The proliferation of young DJs trying to make it on the music scene has been greatly boosted by computer-based mixing technology that makes it easier than ever to curate a live mix.

Kenny Summit, the proprietor of the Cure And The Cause nighclub in LA has weighed into the debate, announcing via Facebook that the club would be banning the use of laptops in their DJ booth.

“Unless you’re using it to control VINYL to do a turntablist type of set, a’la Jazzy Jeff type shit, or if you’re doing a LIVE thing where you’re actually programming shit on the fly,” reads the post “Keep your controller in your crib, dont come to work with training wheels. LEARN THE TOOLS OF THE TRADE already.”

The announcement sparked much debate on Twitter, with DJs including Richie Hawtin (who primarily uses a laptop and a controller) speaking out against the new rule.

In an interview with Magnetic Magazine, Summit clarified the reasons behind his decision. He said that the ban on laptops wasn’t aimed at stifling headliners, but that the decision was made in an effort to encourage young DJs who are “cutting their teeth” in the industry to learn their craft.

“We have House music events four nights per week. So we get A LOT of DJs coming through the club every week,” said Summit. “Obviously, DJs like Louie (Vega) or Kenny Dope or ANY seasoned veteran are welcome to use whatever the hell they want to use,” he clarified.

“The problem lies with the opening DJs (mostly), many of them show up with a laptop and controller, and that’s all they’ve ever used. That’s a problem. They don’t know what to connect with our Pioneer system; they have no clue what they’re plugging in or what plugs they’re taking out.”

Summit went on to describe his frustration with “DJs who haven’t bothered to go the full distance and LEARN how to set their shit up without interrupting the flow of the night.
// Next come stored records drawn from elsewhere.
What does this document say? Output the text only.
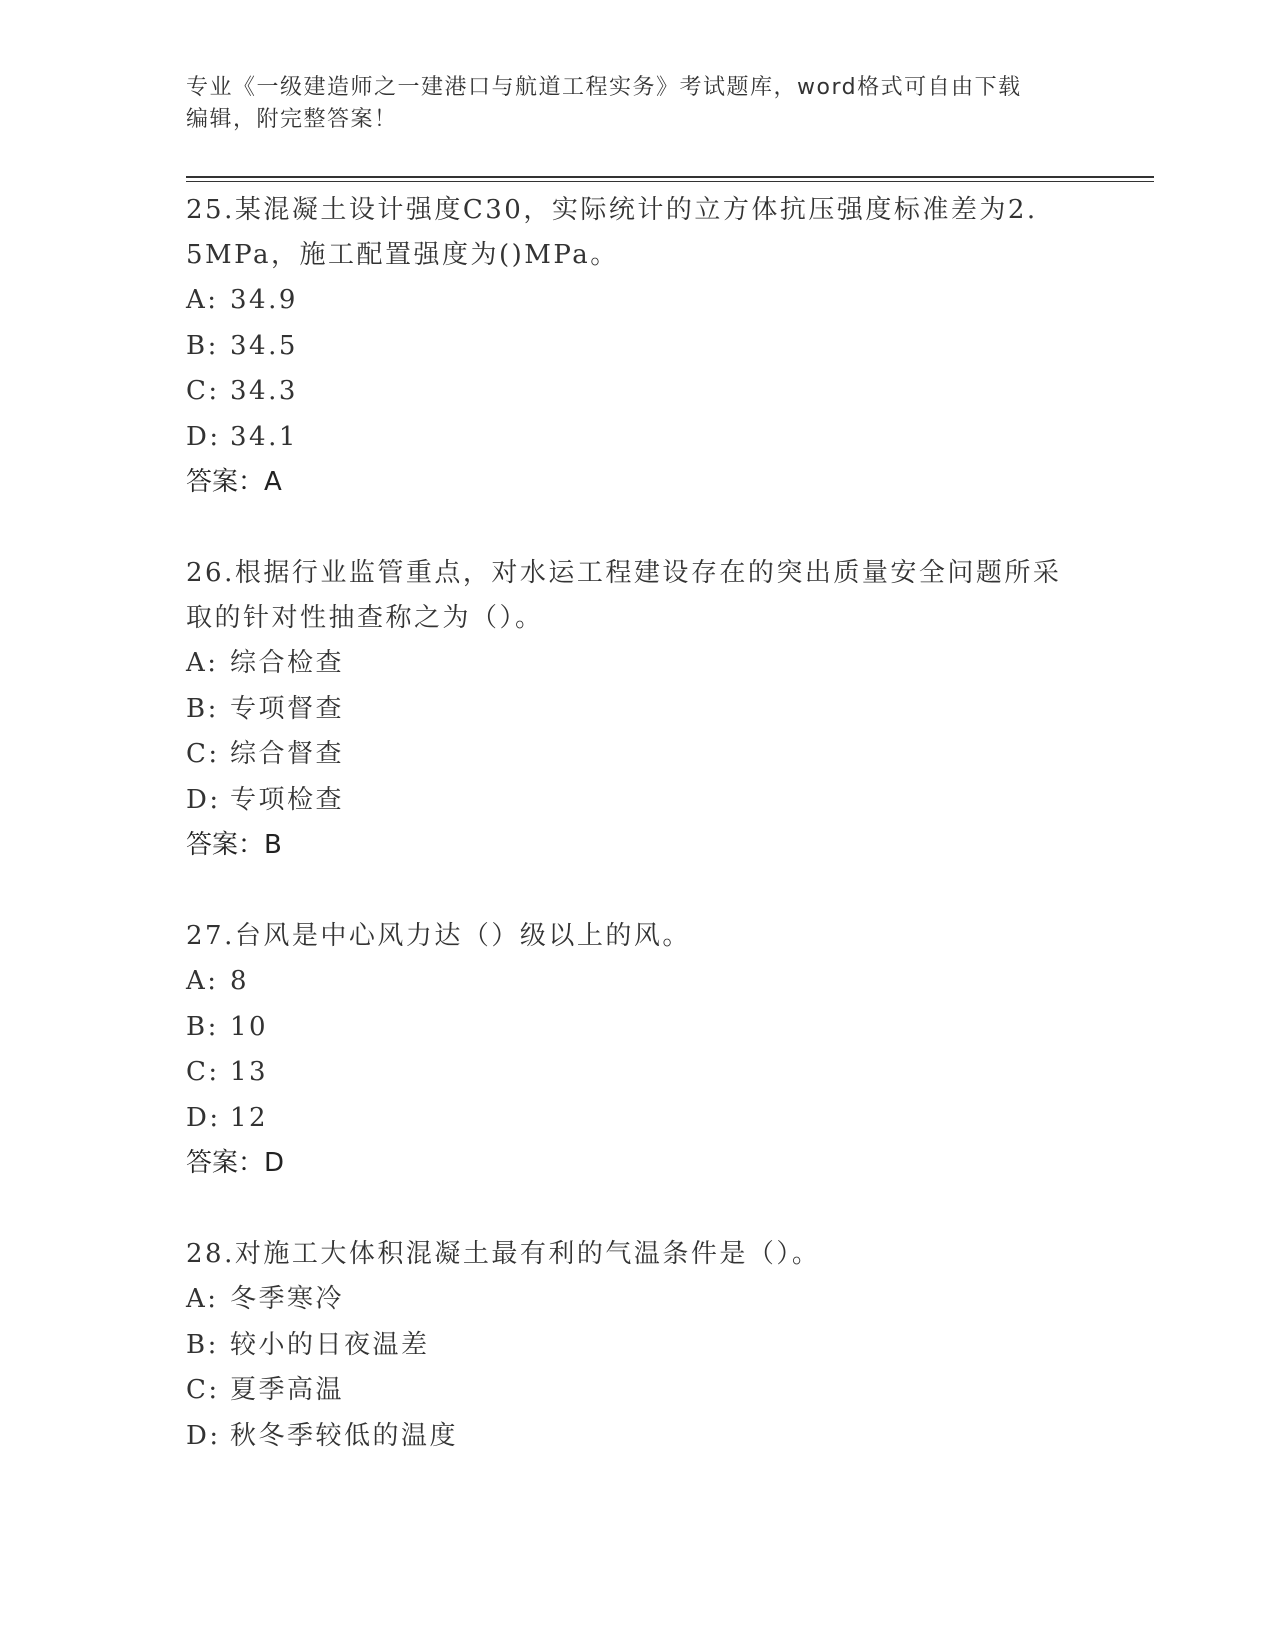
专业《一级建造师之一建港口与航道工程实务》考试题库，word格式可自由下载
编辑，附完整答案！
25.某混凝土设计强度C30，实际统计的立方体抗压强度标准差为2.
5MPa，施工配置强度为()MPa。
A: 34.9
B: 34.5
C: 34.3
D: 34.1
答案：A
26.根据行业监管重点，对水运工程建设存在的突出质量安全问题所采
取的针对性抽查称之为（）。
A: 综合检查
B: 专项督查
C: 综合督查
D: 专项检查
答案：B
27.台风是中心风力达（）级以上的风。
A: 8
B: 10
C: 13
D: 12
答案：D
28.对施工大体积混凝土最有利的气温条件是（）。
A: 冬季寒冷
B: 较小的日夜温差
C: 夏季高温
D: 秋冬季较低的温度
Midnight is not the ideal time to turn the mixer off, pull it out and start guessing which port to plug your Traktor into.”

He also said that the decision was part of a desire to throw back to a time when DJs “took pride in knowing the equipment, knowing how to set up every component in the DJ booth.  The kids just don’t seem to give a fuck today. We immersed ourselves into the culture whereas this is now just a stupid hobby that anyone and everyone seem to have picked up.”